Anda perlukan sesuai daftar pertanyaan sudah cukup?

Jawaban :

a. Apa saja jenis-jenis gaya parenting?


Ada 4 jenis parenting, yaitu otoriter, berwibawa, permisif, dan protektif.

b. Apa saja fase gaya asuh Jepang?


Di Jepang gaya asuh orang tua diterapkan pada beberapa fase, fase
pertama adalah fase balita (0-5 tahun), fase kedua adalah fase anak-anak
(5-15 tahun) dan fase yang ketiga adalah fase remaja (15-20 tahun).

c. Gaya asuh jenis apa yang diterapkan di Jepang?
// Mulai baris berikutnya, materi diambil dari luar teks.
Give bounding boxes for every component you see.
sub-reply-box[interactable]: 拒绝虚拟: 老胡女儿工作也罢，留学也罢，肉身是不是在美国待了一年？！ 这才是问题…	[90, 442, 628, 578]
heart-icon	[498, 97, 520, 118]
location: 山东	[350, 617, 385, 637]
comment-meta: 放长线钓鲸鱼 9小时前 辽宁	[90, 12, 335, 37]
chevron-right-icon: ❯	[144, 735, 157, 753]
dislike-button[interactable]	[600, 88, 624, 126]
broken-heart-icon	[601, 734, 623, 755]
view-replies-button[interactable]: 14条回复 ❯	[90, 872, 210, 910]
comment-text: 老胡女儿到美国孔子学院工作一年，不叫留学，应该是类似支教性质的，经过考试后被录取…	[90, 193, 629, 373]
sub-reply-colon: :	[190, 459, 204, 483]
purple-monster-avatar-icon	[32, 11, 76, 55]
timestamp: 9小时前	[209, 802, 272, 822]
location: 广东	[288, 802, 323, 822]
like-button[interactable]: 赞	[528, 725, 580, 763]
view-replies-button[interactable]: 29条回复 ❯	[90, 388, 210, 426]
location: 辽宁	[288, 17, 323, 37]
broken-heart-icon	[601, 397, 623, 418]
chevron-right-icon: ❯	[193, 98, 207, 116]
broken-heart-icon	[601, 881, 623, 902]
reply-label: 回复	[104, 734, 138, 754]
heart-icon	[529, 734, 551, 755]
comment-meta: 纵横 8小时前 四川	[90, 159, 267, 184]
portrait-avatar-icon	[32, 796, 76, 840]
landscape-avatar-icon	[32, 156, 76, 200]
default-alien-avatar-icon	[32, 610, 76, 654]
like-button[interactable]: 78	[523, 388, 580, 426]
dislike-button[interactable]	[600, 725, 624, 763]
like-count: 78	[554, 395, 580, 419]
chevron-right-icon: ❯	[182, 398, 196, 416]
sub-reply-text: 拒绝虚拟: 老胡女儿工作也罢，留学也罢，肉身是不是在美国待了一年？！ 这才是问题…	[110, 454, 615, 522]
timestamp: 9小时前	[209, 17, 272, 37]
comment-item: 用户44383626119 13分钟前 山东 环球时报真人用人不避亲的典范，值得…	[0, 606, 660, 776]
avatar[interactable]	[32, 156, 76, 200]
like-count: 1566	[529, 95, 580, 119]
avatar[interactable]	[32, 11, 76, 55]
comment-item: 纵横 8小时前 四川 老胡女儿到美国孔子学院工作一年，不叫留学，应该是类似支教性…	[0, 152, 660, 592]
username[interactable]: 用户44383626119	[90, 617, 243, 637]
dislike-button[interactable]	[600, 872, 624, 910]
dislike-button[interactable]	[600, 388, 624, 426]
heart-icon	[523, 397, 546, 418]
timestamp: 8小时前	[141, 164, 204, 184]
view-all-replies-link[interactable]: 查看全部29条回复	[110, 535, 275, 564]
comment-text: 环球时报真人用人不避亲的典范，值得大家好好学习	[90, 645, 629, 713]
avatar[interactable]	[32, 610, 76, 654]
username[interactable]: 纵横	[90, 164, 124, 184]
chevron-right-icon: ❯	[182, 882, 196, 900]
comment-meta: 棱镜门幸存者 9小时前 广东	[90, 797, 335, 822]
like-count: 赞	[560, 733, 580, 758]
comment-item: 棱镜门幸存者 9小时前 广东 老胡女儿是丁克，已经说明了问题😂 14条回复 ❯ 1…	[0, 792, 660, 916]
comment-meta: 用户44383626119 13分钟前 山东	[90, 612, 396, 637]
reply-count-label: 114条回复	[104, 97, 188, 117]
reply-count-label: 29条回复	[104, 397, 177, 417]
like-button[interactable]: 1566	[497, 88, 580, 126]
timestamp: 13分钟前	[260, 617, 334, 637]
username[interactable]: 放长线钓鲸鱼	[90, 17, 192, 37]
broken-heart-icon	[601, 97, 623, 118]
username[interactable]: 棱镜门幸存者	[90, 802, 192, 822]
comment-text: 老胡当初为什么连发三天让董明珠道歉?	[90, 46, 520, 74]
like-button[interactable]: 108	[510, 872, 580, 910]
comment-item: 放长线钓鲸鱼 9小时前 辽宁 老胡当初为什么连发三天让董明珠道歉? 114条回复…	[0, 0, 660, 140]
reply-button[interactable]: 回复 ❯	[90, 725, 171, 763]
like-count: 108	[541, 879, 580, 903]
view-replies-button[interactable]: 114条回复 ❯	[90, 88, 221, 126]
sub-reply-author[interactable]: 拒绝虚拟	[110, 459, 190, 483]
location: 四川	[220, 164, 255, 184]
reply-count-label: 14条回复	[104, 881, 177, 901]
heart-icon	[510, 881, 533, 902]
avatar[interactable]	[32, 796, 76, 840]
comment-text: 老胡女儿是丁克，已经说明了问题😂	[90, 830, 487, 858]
Pada masing-masing fase, gaya asuh orang tua di Jepang berkembang dari
gaya permisif perlahan-lahan menjadi gaya berwibawa. Pada fase balita
dibiarkan bebas untuk bereksplorasi, lalu pada fase anak-anak mulai
diajarkan kedisiplinan hingga pada fase remaja, orang tua mempersiapkan
anak-anaknya untuk mandiri agar menjadi dewasa. Meskipun terjadi
pergeseran dan perubhan nilai budaya barat yang menginspirasi, namun
gaya asuh orang tua di Jepang dalam menyayangi anak-anaknya tidak
berubah.

Kesimpulan : Artikel ini sangat bermanfaat dan isi artikel ini sangat jelas,
sehingga musah dipahami oleh pembaca. Gaya asuh di Jepang menggunakan
gaya permisif dan perlahan menjadi gaya berwibawa. Gaya asuh di Jepang
tidak berubah walaupun terjadi pergeseran dan perubahan nilai budaya barat.